Jumini (65) belum tidur ketika itu. Lansia empat cucu ini sedang berkeluh kesah via WhatsApp dengan anaknya di Semarang, Jawa Tengah, tentang betapa deras hujan malam itu, juga begitu menakutkan petir.
Terdengar satu kali suara seperti batu atau kayu ukuran besar retak merekah. Suaranya mengalahkan deru hujan.
Jumini berniat memeriksa suara itu dari balik jendela. Kejadian selanjutnya begitu cepat, yang mana rumahnya bergerak hebat dan Jumini seketika tidak ingat apapun.
“Saya tahunya semua gelap. Tidak bisa bergerak. Kaki ada yang menjepit. Saya berada di dalam sesuatu yang padat tapi berair, itu lumpur, basah semua,” kata Jumini, Rabu (6/4/2022).
Jumini mengira dirinya sudah mati. Ia berusaha keras mengingat bagaimana rumah seketika runtuh.
Ia mulai meyakini dirinya berada di dalam puing rumah. Jumini berteriak minta tolong, tapi suaranya ditelan hujan.
Sesekali kilat menyambar. Cahaya terang itu membantu Jumini menemukan celah jalan keluar dari puing rumah.
Setelah kaki dalam lumpur lolos dari jepitan puing, ia merayap di antara celah menuju lubang seukuran badannya yang kecil.
Ia segera berlari ke rumah Wagini (57), tetangga yang hanya 20 meter dari rumahnya.
Penderitaannya belum berakhir. Jumini harus melewati lumpur sepinggang untuk sampai ke Wagini.
Baca juga: Sepekan Setelah Dilanda Longsor, 121 Warga Cilacap Masih Mengungsi
Ia memanggil-manggil. Awalnya penghuni rumah takut sehingga pintu tidak dibuka karena sosok memanggil itu dipenuhi tanah dari ujung rambut ke kaki, sambil duduk di teras.
“Saya kira apa, kami takut. Dia kelihatan penuh dengan lumpur sekujur badan dan muka, seperti orang keluar dari tanah (kubur),” kata Wagini menerangkan bagaimana mereka sempat ragu.

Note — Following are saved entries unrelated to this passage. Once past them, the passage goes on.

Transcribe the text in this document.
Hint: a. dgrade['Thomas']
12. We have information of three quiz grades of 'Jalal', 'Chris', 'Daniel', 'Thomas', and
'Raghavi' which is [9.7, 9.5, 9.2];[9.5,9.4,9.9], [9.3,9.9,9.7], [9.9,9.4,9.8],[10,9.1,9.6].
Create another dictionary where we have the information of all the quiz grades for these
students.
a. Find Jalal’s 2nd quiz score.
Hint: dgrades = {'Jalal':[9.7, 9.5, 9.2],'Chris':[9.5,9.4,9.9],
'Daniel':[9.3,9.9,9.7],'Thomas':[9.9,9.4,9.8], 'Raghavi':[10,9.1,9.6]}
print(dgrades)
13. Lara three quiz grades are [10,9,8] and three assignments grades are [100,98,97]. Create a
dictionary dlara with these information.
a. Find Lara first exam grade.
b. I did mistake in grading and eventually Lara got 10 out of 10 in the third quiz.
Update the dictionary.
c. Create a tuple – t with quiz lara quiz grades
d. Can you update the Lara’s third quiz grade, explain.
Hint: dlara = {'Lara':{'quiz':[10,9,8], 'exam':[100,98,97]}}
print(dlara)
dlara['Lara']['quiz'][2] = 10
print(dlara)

Akhirnya mereka memberanikan diri keluar rumah setelah yakin orang itu Jumini, tetangga terdekat. Saat itu, Jumini sambil berteriak “omahku kebrukan (rumahku keruntuhan)”.
Wagini lantas memintanya mandi dan memberi pakaian. Wagini dan kelurganya, juga Jumini kemudian mengecek lokasi dan menemukan tempat tinggal Jumini sudah rata dengan tanah.